Quad City Times: “Chicago Band Brings Afrobeat to Audiences”

The article was originally published in the Quad City Times.

If the middle name of the Chicago Afrobeat Project sounds unfamiliar to its potential audiences, don’t worry.

It was that way to some of its players at one time as well.

“When the band first started, I had only heard five African songs in my life,” said Marshall Greenhouse, one of the band’s percussionists. “Now, I’ve heard hundreds.”

Afrobeat is credited to Fela Kuti, the leader of the Koola Lobitos, a popular Nigerian band in the style of “high life.” As a college student in Los Angeles in the 1960s, Kuti became influenced by the music of James Brown and the band Parliament, as well as the teachings of civil rights leader Malcolm X. He took the soul and jazz music he had become familiar with and combined it with the music of his homeland to create an Afrobeat sound.
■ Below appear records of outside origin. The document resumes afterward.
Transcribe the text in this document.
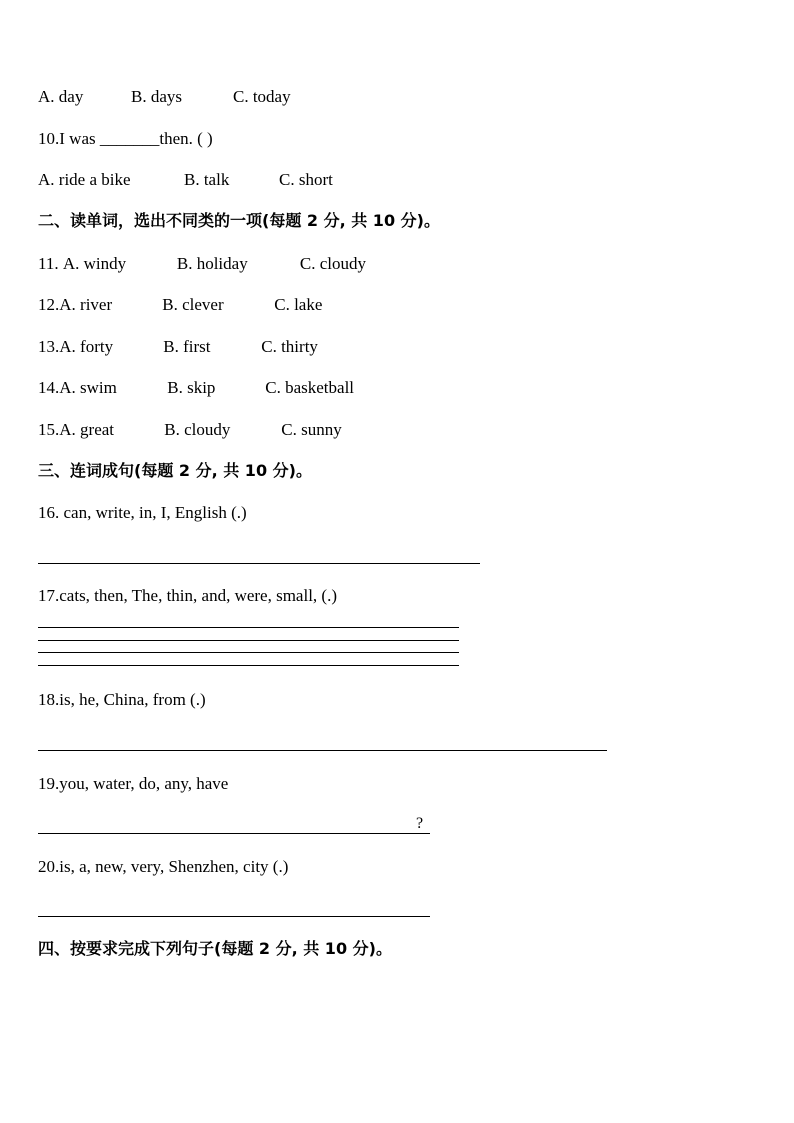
A. day	B. days	C. today
10.I was _______then. ( )
A. ride a bike	B. talk	C. short
二、读单词，选出不同类的一项(每题 2 分, 共 10 分)。
11. A. windy	B. holiday	C. cloudy
12.A. river	B. clever	C. lake
13.A. forty	B. first	C. thirty
14.A. swim	B. skip	C. basketball
15.A. great	B. cloudy	C. sunny
三、连词成句(每题 2 分, 共 10 分)。
16. can, write, in, I, English (.)
17.cats, then, The, thin, and, were, small, (.)
18.is, he, China, from (.)
19.you, water, do, any, have
?
20.is, a, new, very, Shenzhen, city (.)
四、按要求完成下列句子(每题 2 分, 共 10 分)。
Chicago Afrobeat Project will return to the Redstone Room inside River Music Experience, Davenport, for the fourth time on Friday night. The band also played in LeClaire Park last summer, during the RME-sponsored River Roots Live.

This time, it’s backing a new album that was released in early October, “(A) Move to Silent Unrest.” It’s the second album the band has released, after a debut two years ago.

“With the first one, I could hear more of a rock influence, because we hadn’t been playing Afrobeat as long,” he said.

The band has grown in several ways, Greenhouse said. While establishing more of a foothold in Afrobeat, it also has the freedom to branch out as needed.

“We’ve also tried to develop a sound to not even care if people think it sounds like rock or jazz or Afrobeat,” he said. “We want to do the music we feel like doing.”

The changes in the band have come gradually through the years, he said.

“There’s never been a moment when somebody said, ‘Let’s change and go in this direction,’” he said.

The band has as many as eight members that go on the road. Their ages range from mid-20s to early 50s, but the elder member of the group doesn’t perform outside Chicago, Greenhouse said.

Half of the band members have been with the group for at least four years, and the turnover gives the group some energy, Greenhouse said.

“New people come in and they have new ideas,” he said. “Our goal with the band is to keep it going for a really, really long time.”

Afrobeat can be an acquired taste, Greenhouse said.

“It depends on what you’re in for,” he said. “A lot of people like the music to go out for a night and dance — it’s good party music, but they aren’t necessarily going to go home and listen to the music.”

He doubts that it would ever find a mainstream audience, but wouldn’t discount it.

“I don’t think it can’t get popular, but if it was going to get popular it would have to be because a hip-hop artist came in and sampled Afrobeat songs,” he said. “But people said the same thing about reggae at one point.”